Mektup ayrıca insan hakları ihlalleri ve terörle mücadele yasaları temelinde İsrailli yetkililere vize yasağı ve mal varlığı dondurma gibi ulusal yaptırımlar uygulanmasını; yasa dışı yerleşimlerle bağlantılı mal ve hizmetlerin ticaretine yönelik AB genelinde bir yasak yürürlüğe girene kadar ulusal düzeyde geçici ithalat yasakları getirilmesini; işgal altındaki Filistin topraklarındaki yasa dışı yerleşimlerle ilişkili şirketlerin kamu ihalelerinden, devlet yatırımlarından ve ulusal varlık fonlarından dışlanmasını talep etti.

Ek olarak, İsrail'e silah ve mühimmat taşıyan gemi ve uçakların Avrupa limanlarını ve hava sahasını kullanmasının engellenmesi; üye devletlerin savaş suçu şüphelilerini topraklarına giriş yaptıklarında yargılamaları; tüm AB ülkelerinin Uluslararası Ceza Mahkemesinin tutuklama kararları ve soruşturmaları konusunda işbirliği yapma yükümlülüğüne riayet etmeleri; Avrupa'da bulunan veri merkezleri ve dijital platformların İsrail hükümetine ya da İsrailli ticari kuruluşlara ait Gazze ve işgal altındaki topraklarla ilgili verileri alması, saklaması veya işlemesinin yasaklanması çağrısı mektupta yer aldı.

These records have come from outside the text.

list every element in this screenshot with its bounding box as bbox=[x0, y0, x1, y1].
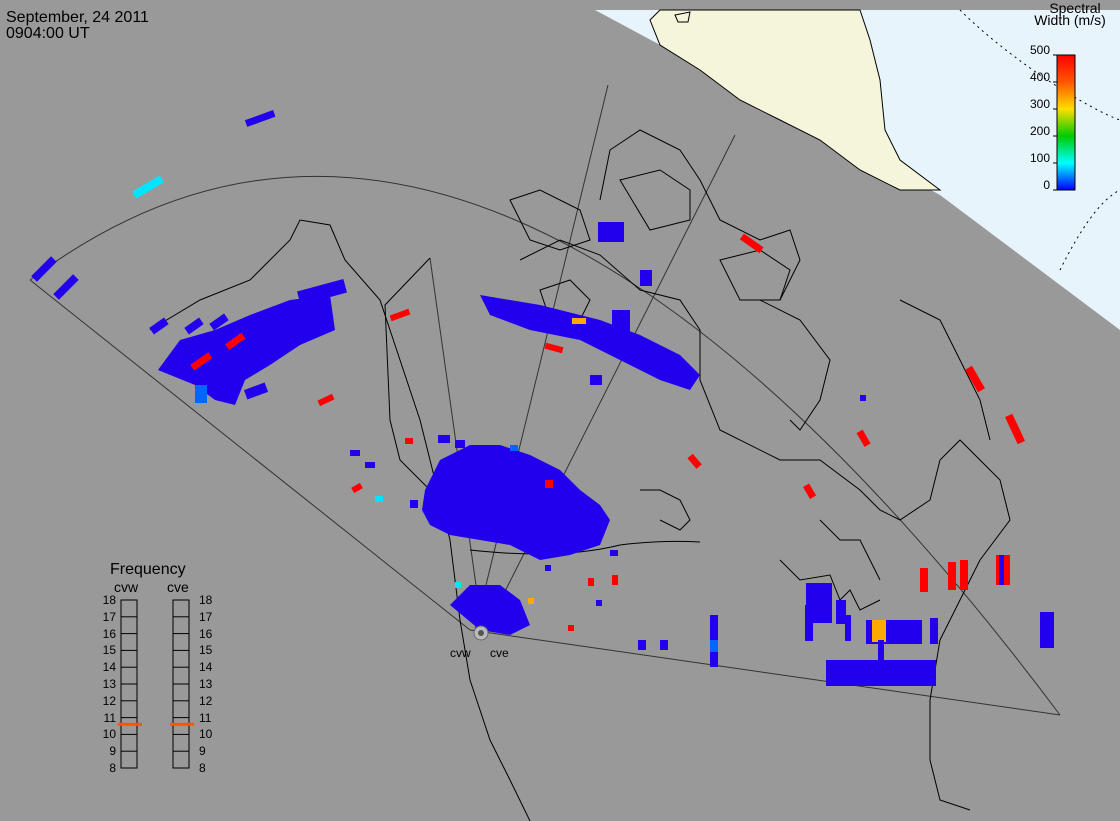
cvw-frequency-tick-label: 17 bbox=[102, 609, 116, 624]
cve-frequency-tick-label: 11 bbox=[199, 710, 212, 725]
cvw-frequency-marker bbox=[118, 722, 142, 726]
cve-frequency-tick-label: 17 bbox=[199, 609, 213, 624]
colorbar-tick-label: 400 bbox=[1029, 70, 1050, 84]
cve-frequency-tick-label: 15 bbox=[199, 643, 213, 658]
colorbar-tick-label: 300 bbox=[1029, 97, 1050, 111]
radar-site-marker bbox=[473, 625, 489, 641]
radar-label-cvw: cvw bbox=[450, 646, 471, 660]
cvw-frequency-tick-label: 9 bbox=[109, 744, 116, 759]
colorbar-tick-label: 200 bbox=[1029, 124, 1050, 138]
frequency-col-cvw: cvw bbox=[114, 579, 139, 595]
colorbar-gradient bbox=[1056, 54, 1076, 191]
cvw-frequency-tick-label: 8 bbox=[109, 761, 116, 775]
cve-frequency-tick-label: 8 bbox=[199, 761, 206, 775]
cve-frequency-tick-label: 13 bbox=[199, 677, 213, 691]
cve-frequency-tick-label: 18 bbox=[199, 593, 213, 607]
daylight-region bbox=[595, 9, 1120, 330]
colorbar-tick-label: 100 bbox=[1029, 151, 1050, 165]
backscatter-cells bbox=[31, 110, 1054, 686]
spectral-width-colorbar bbox=[1053, 54, 1076, 191]
cvw-frequency-tick-label: 12 bbox=[102, 693, 116, 708]
cve-frequency-tick-label: 12 bbox=[199, 693, 213, 708]
date-label: September, 24 2011 bbox=[6, 9, 149, 26]
cvw-frequency-tick-label: 14 bbox=[102, 660, 116, 675]
cve-frequency-tick-label: 9 bbox=[199, 744, 206, 759]
cve-frequency-tick-label: 14 bbox=[199, 660, 213, 675]
cvw-frequency-tick-label: 11 bbox=[103, 710, 116, 725]
radar-label-cve: cve bbox=[490, 646, 509, 660]
frequency-col-cve: cve bbox=[167, 579, 189, 595]
cvw-frequency-tick-label: 10 bbox=[102, 727, 116, 742]
coastlines bbox=[149, 129, 1011, 821]
radar-field-of-view bbox=[29, 84, 1061, 716]
cve-frequency-marker bbox=[170, 722, 194, 726]
time-label: 0904:00 UT bbox=[6, 25, 90, 42]
cvw-frequency-tick-label: 15 bbox=[102, 643, 116, 658]
frequency-title: Frequency bbox=[110, 561, 186, 578]
colorbar-tick-label: 0 bbox=[1043, 178, 1050, 192]
cvw-frequency-tick-label: 16 bbox=[102, 626, 116, 641]
cvw-frequency-tick-label: 13 bbox=[102, 677, 116, 691]
frequency-panels bbox=[118, 599, 194, 769]
cve-frequency-tick-label: 10 bbox=[199, 727, 213, 742]
cvw-frequency-tick-label: 18 bbox=[102, 593, 116, 607]
cve-frequency-tick-label: 16 bbox=[199, 626, 213, 641]
colorbar-title-line1: Spectral bbox=[1049, 0, 1101, 16]
colorbar-tick-label: 500 bbox=[1029, 43, 1050, 57]
colorbar-title-line2: Width (m/s) bbox=[1034, 12, 1106, 28]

Uygulama ve beklenen adımlar

Mektup, AB kurumlarından ve üye devletlerden hem diplomatik hem de ekonomik mekanizmaları kullanarak hızlı ve koordineli adımlar atmalarını talep ediyor. Eski büyükelçiler, önerilen yaptırımlar ve diplomatik hamlelerin uygulanması için birlik içi dayanışmanın ve şeffaflığın önemine dikkat çekti.